The Role of Love in "A Midsummer Nights Dream"

In A Midsummer Night’s Dream, Shakespeare suggests that love is a potentially divisive and destructive power. From the very beginning (1.2.21) Shakespeare sets up the rectangular network of love (and repulsion) between the socially and economically matched Athenian girls Hermia and Helena and their suitors Lysander and Demetrius, which represents damaged relationships between former friends and conflicting interests on all four sides.

This conflict begins when Lysander (the un-favored) and Demetrius (the favored),  equally worthy from a social and economic standpoint, compete for the right to marry Egeus’s daughter Hermia. Egeus decides that Hermia should marry Demetrius, but Hermia boldly rejects her father’s desires and insists on marrying her true love Lysander.

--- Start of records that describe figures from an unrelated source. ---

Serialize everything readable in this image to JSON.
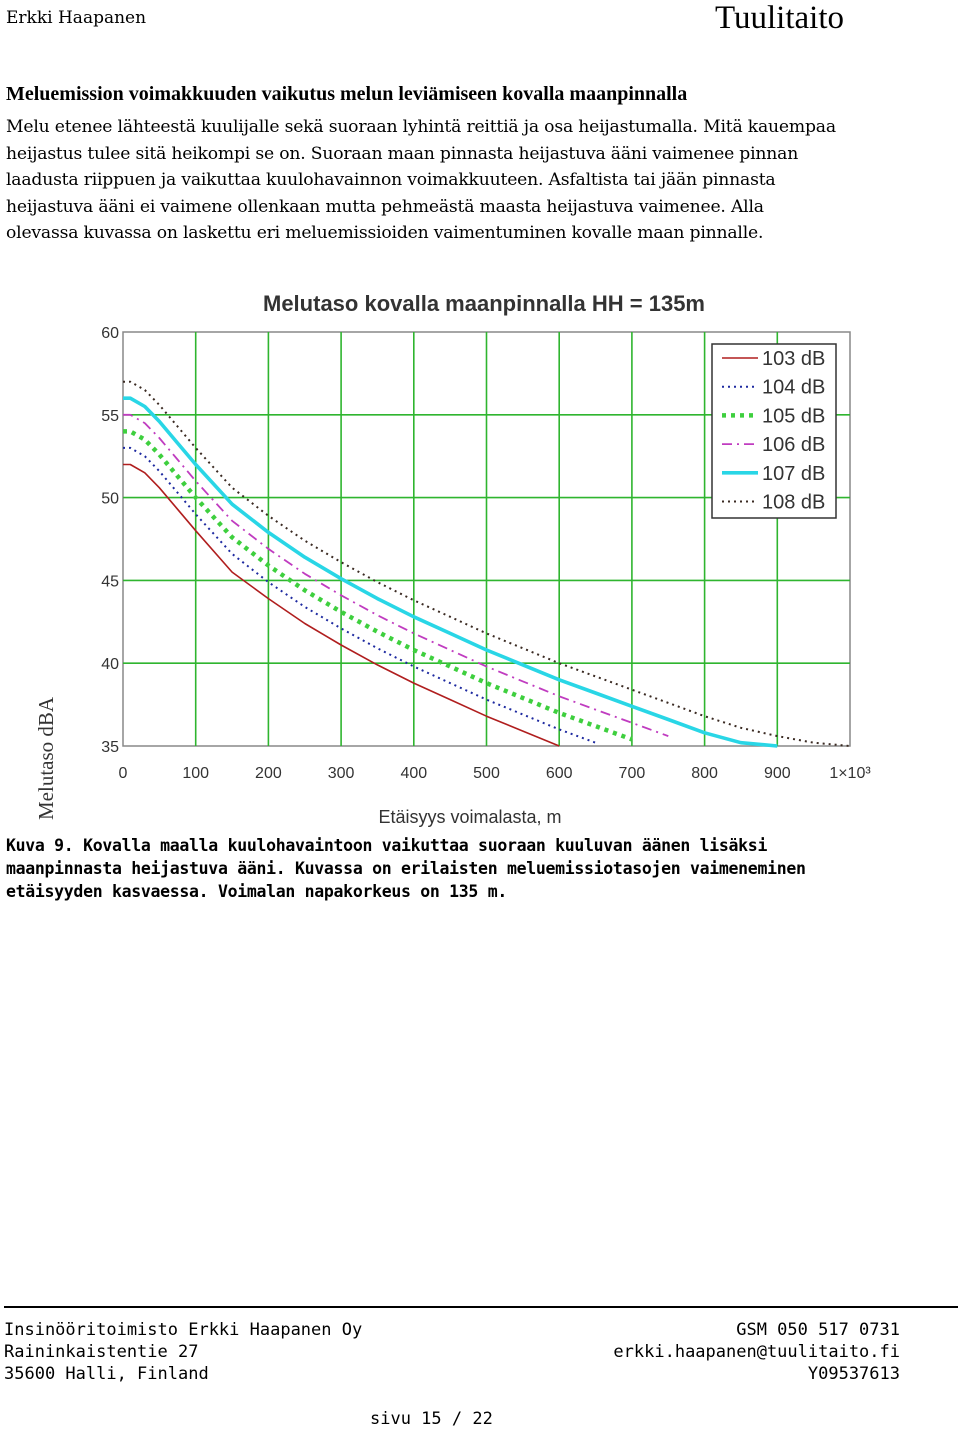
{
  "header": {
    "author": "Erkki Haapanen",
    "brand": "Tuulitaito"
  },
  "section": {
    "heading": "Meluemission voimakkuuden vaikutus melun leviämiseen kovalla maanpinnalla",
    "lines": [
      "Melu etenee lähteestä kuulijalle sekä suoraan lyhintä reittiä ja osa heijastumalla. Mitä kauempaa",
      "heijastus tulee sitä heikompi se on. Suoraan maan pinnasta heijastuva ääni vaimenee pinnan",
      "laadusta riippuen ja vaikuttaa kuulohavainnon voimakkuuteen. Asfaltista tai jään pinnasta",
      "heijastuva ääni ei vaimene ollenkaan mutta pehmeästä maasta heijastuva vaimenee. Alla",
      "olevassa kuvassa on laskettu eri meluemissioiden vaimentuminen kovalle maan pinnalle."
    ]
  },
  "chart_data": {
    "type": "line",
    "title": "Melutaso kovalla maanpinnalla HH = 135m",
    "xlabel": "Etäisyys voimalasta, m",
    "ylabel": "Melutaso dBA",
    "xlim": [
      0,
      1000
    ],
    "ylim": [
      35,
      60
    ],
    "x_ticks": [
      "0",
      "100",
      "200",
      "300",
      "400",
      "500",
      "600",
      "700",
      "800",
      "900",
      "1×10³"
    ],
    "y_ticks": [
      "60",
      "55",
      "50",
      "45",
      "40",
      "35"
    ],
    "grid": true,
    "legend_position": "top-right",
    "x": [
      0,
      10,
      30,
      50,
      75,
      100,
      150,
      200,
      250,
      300,
      350,
      400,
      450,
      500,
      550,
      600,
      650,
      700,
      750,
      800,
      850,
      900,
      950,
      1000
    ],
    "series": [
      {
        "name": "103 dB",
        "color": "#b01e1e",
        "style": "solid",
        "values": [
          52.0,
          52.0,
          51.5,
          50.6,
          49.3,
          48.0,
          45.5,
          43.9,
          42.4,
          41.1,
          39.9,
          38.8,
          37.8,
          36.8,
          35.9,
          35.0,
          null,
          null,
          null,
          null,
          null,
          null,
          null,
          null
        ]
      },
      {
        "name": "104 dB",
        "color": "#1e2aa0",
        "style": "dotted",
        "values": [
          53.0,
          53.0,
          52.5,
          51.6,
          50.3,
          49.0,
          46.6,
          44.9,
          43.4,
          42.1,
          40.9,
          39.8,
          38.8,
          37.8,
          36.9,
          36.0,
          35.2,
          null,
          null,
          null,
          null,
          null,
          null,
          null
        ]
      },
      {
        "name": "105 dB",
        "color": "#3ecf3e",
        "style": "thick-dashed",
        "values": [
          54.0,
          54.0,
          53.5,
          52.6,
          51.3,
          50.0,
          47.6,
          45.9,
          44.4,
          43.1,
          41.9,
          40.8,
          39.8,
          38.8,
          37.9,
          37.0,
          36.2,
          35.4,
          null,
          null,
          null,
          null,
          null,
          null
        ]
      },
      {
        "name": "106 dB",
        "color": "#c03cc0",
        "style": "dash-dot",
        "values": [
          55.0,
          55.0,
          54.5,
          53.6,
          52.3,
          51.0,
          48.6,
          46.9,
          45.4,
          44.1,
          42.9,
          41.8,
          40.8,
          39.8,
          38.9,
          38.0,
          37.2,
          36.4,
          35.6,
          null,
          null,
          null,
          null,
          null
        ]
      },
      {
        "name": "107 dB",
        "color": "#29d6e6",
        "style": "thick-solid",
        "values": [
          56.0,
          56.0,
          55.5,
          54.6,
          53.3,
          52.0,
          49.6,
          47.9,
          46.4,
          45.1,
          43.9,
          42.8,
          41.8,
          40.8,
          39.9,
          39.0,
          38.2,
          37.4,
          36.6,
          35.8,
          35.2,
          35.0,
          null,
          null
        ]
      },
      {
        "name": "108 dB",
        "color": "#3a2a22",
        "style": "dotted",
        "values": [
          57.0,
          57.0,
          56.5,
          55.6,
          54.3,
          53.0,
          50.6,
          48.9,
          47.4,
          46.1,
          44.9,
          43.8,
          42.8,
          41.8,
          40.9,
          40.0,
          39.2,
          38.4,
          37.6,
          36.8,
          36.1,
          35.6,
          35.2,
          35.0
        ]
      }
    ]
  },
  "caption": {
    "lines": [
      "Kuva 9. Kovalla maalla kuulohavaintoon vaikuttaa suoraan kuuluvan äänen lisäksi",
      "maanpinnasta heijastuva ääni. Kuvassa on erilaisten meluemissiotasojen vaimeneminen",
      "etäisyyden kasvaessa. Voimalan napakorkeus on 135 m."
    ]
  },
  "footer": {
    "company": "Insinööritoimisto Erkki Haapanen Oy",
    "street": "Raininkaistentie 27",
    "city": "35600 Halli, Finland",
    "phone": "GSM 050 517 0731",
    "email": "erkki.haapanen@tuulitaito.fi",
    "business_id": "Y09537613",
    "page": "sivu  15 / 22"
  }
}
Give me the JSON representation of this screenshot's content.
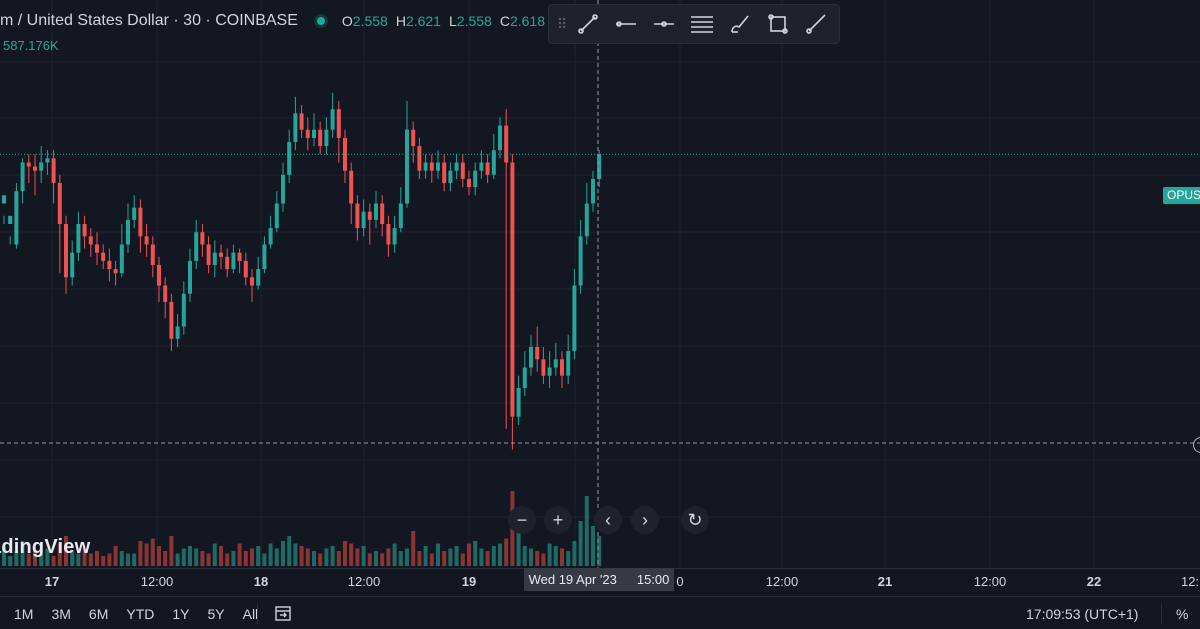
{
  "header": {
    "title": "m / United States Dollar · 30 · COINBASE",
    "ohlc": [
      {
        "k": "O",
        "v": "2.558"
      },
      {
        "k": "H",
        "v": "2.621"
      },
      {
        "k": "L",
        "v": "2.558"
      },
      {
        "k": "C",
        "v": "2.618"
      }
    ],
    "volume": "587.176K"
  },
  "toolbar": {
    "tools": [
      "trend-line-icon",
      "horizontal-line-icon",
      "horizontal-ray-icon",
      "fib-retracement-icon",
      "brush-icon",
      "rectangle-icon",
      "ray-icon"
    ]
  },
  "price_tag": "OPUS",
  "logo_text": "adingView",
  "nav": {
    "zoom_out": "−",
    "zoom_in": "+",
    "scroll_left": "‹",
    "scroll_right": "›",
    "reset": "↻"
  },
  "x_axis": {
    "labels": [
      {
        "text": "17",
        "bold": true
      },
      {
        "text": "12:00",
        "bold": false
      },
      {
        "text": "18",
        "bold": true
      },
      {
        "text": "12:00",
        "bold": false
      },
      {
        "text": "19",
        "bold": true
      },
      {
        "text": "0",
        "bold": false
      },
      {
        "text": "12:00",
        "bold": false
      },
      {
        "text": "21",
        "bold": true
      },
      {
        "text": "12:00",
        "bold": false
      },
      {
        "text": "22",
        "bold": true
      },
      {
        "text": "12:",
        "bold": false
      }
    ],
    "crosshair_date": "Wed 19 Apr '23",
    "crosshair_time": "15:00"
  },
  "bottom": {
    "ranges": [
      "1M",
      "3M",
      "6M",
      "YTD",
      "1Y",
      "5Y",
      "All"
    ],
    "clock": "17:09:53 (UTC+1)",
    "percent": "%"
  },
  "colors": {
    "up": "#26a69a",
    "down": "#ef5350",
    "bg": "#131722",
    "grid": "#1f2331"
  },
  "chart_data": {
    "type": "candlestick",
    "candles": [
      [
        2.5,
        2.52,
        2.47,
        2.45
      ],
      [
        2.45,
        2.47,
        2.42,
        2.4
      ],
      [
        2.4,
        2.53,
        2.55,
        2.39
      ],
      [
        2.53,
        2.6,
        2.61,
        2.5
      ],
      [
        2.6,
        2.59,
        2.62,
        2.55
      ],
      [
        2.59,
        2.58,
        2.62,
        2.52
      ],
      [
        2.58,
        2.6,
        2.64,
        2.55
      ],
      [
        2.6,
        2.61,
        2.63,
        2.57
      ],
      [
        2.61,
        2.55,
        2.63,
        2.5
      ],
      [
        2.55,
        2.45,
        2.57,
        2.33
      ],
      [
        2.45,
        2.32,
        2.47,
        2.28
      ],
      [
        2.32,
        2.38,
        2.41,
        2.3
      ],
      [
        2.38,
        2.45,
        2.48,
        2.36
      ],
      [
        2.45,
        2.42,
        2.47,
        2.39
      ],
      [
        2.42,
        2.4,
        2.44,
        2.37
      ],
      [
        2.4,
        2.38,
        2.43,
        2.35
      ],
      [
        2.38,
        2.36,
        2.4,
        2.34
      ],
      [
        2.36,
        2.34,
        2.39,
        2.31
      ],
      [
        2.34,
        2.33,
        2.36,
        2.3
      ],
      [
        2.33,
        2.4,
        2.45,
        2.32
      ],
      [
        2.4,
        2.46,
        2.5,
        2.38
      ],
      [
        2.46,
        2.49,
        2.52,
        2.44
      ],
      [
        2.49,
        2.42,
        2.51,
        2.38
      ],
      [
        2.42,
        2.4,
        2.45,
        2.37
      ],
      [
        2.4,
        2.35,
        2.42,
        2.32
      ],
      [
        2.35,
        2.3,
        2.37,
        2.26
      ],
      [
        2.3,
        2.26,
        2.32,
        2.22
      ],
      [
        2.26,
        2.17,
        2.28,
        2.14
      ],
      [
        2.17,
        2.2,
        2.23,
        2.15
      ],
      [
        2.2,
        2.28,
        2.31,
        2.18
      ],
      [
        2.28,
        2.36,
        2.39,
        2.26
      ],
      [
        2.36,
        2.43,
        2.46,
        2.34
      ],
      [
        2.43,
        2.4,
        2.45,
        2.37
      ],
      [
        2.4,
        2.35,
        2.42,
        2.33
      ],
      [
        2.35,
        2.38,
        2.41,
        2.32
      ],
      [
        2.38,
        2.37,
        2.4,
        2.34
      ],
      [
        2.37,
        2.34,
        2.39,
        2.32
      ],
      [
        2.34,
        2.38,
        2.4,
        2.33
      ],
      [
        2.38,
        2.36,
        2.39,
        2.33
      ],
      [
        2.36,
        2.32,
        2.38,
        2.3
      ],
      [
        2.32,
        2.3,
        2.34,
        2.26
      ],
      [
        2.3,
        2.34,
        2.37,
        2.29
      ],
      [
        2.34,
        2.4,
        2.42,
        2.33
      ],
      [
        2.4,
        2.44,
        2.47,
        2.39
      ],
      [
        2.44,
        2.5,
        2.53,
        2.43
      ],
      [
        2.5,
        2.57,
        2.6,
        2.48
      ],
      [
        2.57,
        2.65,
        2.68,
        2.55
      ],
      [
        2.65,
        2.72,
        2.76,
        2.63
      ],
      [
        2.72,
        2.68,
        2.74,
        2.66
      ],
      [
        2.68,
        2.66,
        2.71,
        2.63
      ],
      [
        2.66,
        2.68,
        2.72,
        2.64
      ],
      [
        2.68,
        2.64,
        2.7,
        2.62
      ],
      [
        2.64,
        2.68,
        2.71,
        2.62
      ],
      [
        2.68,
        2.73,
        2.77,
        2.66
      ],
      [
        2.73,
        2.66,
        2.75,
        2.6
      ],
      [
        2.66,
        2.58,
        2.68,
        2.55
      ],
      [
        2.58,
        2.5,
        2.6,
        2.45
      ],
      [
        2.5,
        2.44,
        2.52,
        2.41
      ],
      [
        2.44,
        2.48,
        2.51,
        2.42
      ],
      [
        2.48,
        2.46,
        2.5,
        2.4
      ],
      [
        2.46,
        2.5,
        2.53,
        2.44
      ],
      [
        2.5,
        2.45,
        2.52,
        2.42
      ],
      [
        2.45,
        2.4,
        2.47,
        2.37
      ],
      [
        2.4,
        2.44,
        2.47,
        2.38
      ],
      [
        2.44,
        2.5,
        2.54,
        2.43
      ],
      [
        2.5,
        2.68,
        2.75,
        2.49
      ],
      [
        2.68,
        2.64,
        2.7,
        2.6
      ],
      [
        2.64,
        2.58,
        2.66,
        2.56
      ],
      [
        2.58,
        2.6,
        2.62,
        2.56
      ],
      [
        2.6,
        2.58,
        2.62,
        2.55
      ],
      [
        2.58,
        2.6,
        2.63,
        2.56
      ],
      [
        2.6,
        2.55,
        2.62,
        2.53
      ],
      [
        2.55,
        2.58,
        2.6,
        2.53
      ],
      [
        2.58,
        2.6,
        2.62,
        2.56
      ],
      [
        2.6,
        2.56,
        2.62,
        2.54
      ],
      [
        2.56,
        2.54,
        2.58,
        2.52
      ],
      [
        2.54,
        2.58,
        2.6,
        2.52
      ],
      [
        2.58,
        2.6,
        2.63,
        2.56
      ],
      [
        2.6,
        2.57,
        2.62,
        2.55
      ],
      [
        2.57,
        2.63,
        2.67,
        2.56
      ],
      [
        2.63,
        2.69,
        2.71,
        2.61
      ],
      [
        2.69,
        2.6,
        2.73,
        1.95
      ],
      [
        2.6,
        1.98,
        2.62,
        1.9
      ],
      [
        1.98,
        2.05,
        2.08,
        1.96
      ],
      [
        2.05,
        2.1,
        2.14,
        2.03
      ],
      [
        2.1,
        2.15,
        2.18,
        2.08
      ],
      [
        2.15,
        2.12,
        2.2,
        2.09
      ],
      [
        2.12,
        2.08,
        2.15,
        2.06
      ],
      [
        2.08,
        2.1,
        2.14,
        2.05
      ],
      [
        2.1,
        2.12,
        2.16,
        2.08
      ],
      [
        2.12,
        2.08,
        2.14,
        2.05
      ],
      [
        2.08,
        2.14,
        2.18,
        2.06
      ],
      [
        2.14,
        2.3,
        2.34,
        2.12
      ],
      [
        2.3,
        2.42,
        2.46,
        2.28
      ],
      [
        2.42,
        2.5,
        2.55,
        2.4
      ],
      [
        2.5,
        2.56,
        2.58,
        2.48
      ],
      [
        2.56,
        2.62,
        2.63,
        2.54
      ]
    ],
    "volumes": [
      8,
      4,
      6,
      10,
      5,
      6,
      5,
      7,
      4,
      9,
      12,
      6,
      5,
      7,
      5,
      6,
      4,
      5,
      8,
      6,
      5,
      5,
      10,
      9,
      11,
      8,
      6,
      12,
      5,
      7,
      8,
      7,
      6,
      5,
      9,
      8,
      5,
      6,
      9,
      6,
      7,
      8,
      5,
      9,
      7,
      10,
      12,
      9,
      8,
      7,
      6,
      5,
      7,
      8,
      6,
      10,
      9,
      7,
      8,
      5,
      6,
      5,
      7,
      9,
      6,
      7,
      14,
      6,
      8,
      5,
      9,
      6,
      7,
      8,
      5,
      9,
      10,
      7,
      6,
      8,
      9,
      11,
      30,
      14,
      8,
      7,
      6,
      5,
      9,
      8,
      7,
      6,
      10,
      18,
      28,
      16,
      12
    ],
    "ylim": [
      1.85,
      2.85
    ]
  }
}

Before the conflict of Hermia, Helena, and the two suitors comes into play, we can already see that Egeus has commanded Hermia to bend her love to suit his wishes. This shows that he is freely willing to sacrifice what most modern audiences would consider a healthy, loving relationship with his daughter in exchange for total authority and his own convenience or desire to one way or another rid himself of Hermia, by marriage to Demetrius, or by death.

Aside from the initially disruptive relations between Helena, Hermia, Dimities, Lysander, and Ageus, there are examples in A Midsummer Night’s Dream of love being overtly used as a distractive power. In (3.2), Helena’s desire to win back Demitrius’s love drives her to betray her friend Hermia by telling Lysander of her secret plan to elope with Lysander.

Oberon’s love juice (3.1), is the most apparent use of love as a weapon. This love potion causes Lysander to temporarily reject Hermia (who is left alone and vulnerable when he flees their camp site) and become obsessed with Helena,  who is also being pursued by her former boyfriend Dimitrius who has become re-enamored with her under influence of the love juice. The showering of adoration from both men inadvertently tormenting Helena who bemoans the sudden affection, recognizing it as obvious trickery of some sort (3.2 122-260). King Oberon’s use of the love juice to disgrace his wife Titania by tricking her into sleeping with the transformed Bottom in (4.1) is the most destructive use of love in the entire play.

However, despite the role of love as a destructive power in A Midsummer Night’s Dream, Shakespeare also seems to remind the audience of the positive, unifying side of  love. Theseus’s defeat of Queen Hippolyta, a conquered wartime foe, could have easily ended in rape, murder, or enslavement, but instead results in a far more peaceful plans for marriage which Theseus willingly waits to consummate until the marriage has been completed.

Another example of this is Theseus’s eventual decision to allow Lysander and Hermia to marry, bringing the potentially fatal conflict between Hermia and her father Egeus to a peaceful end.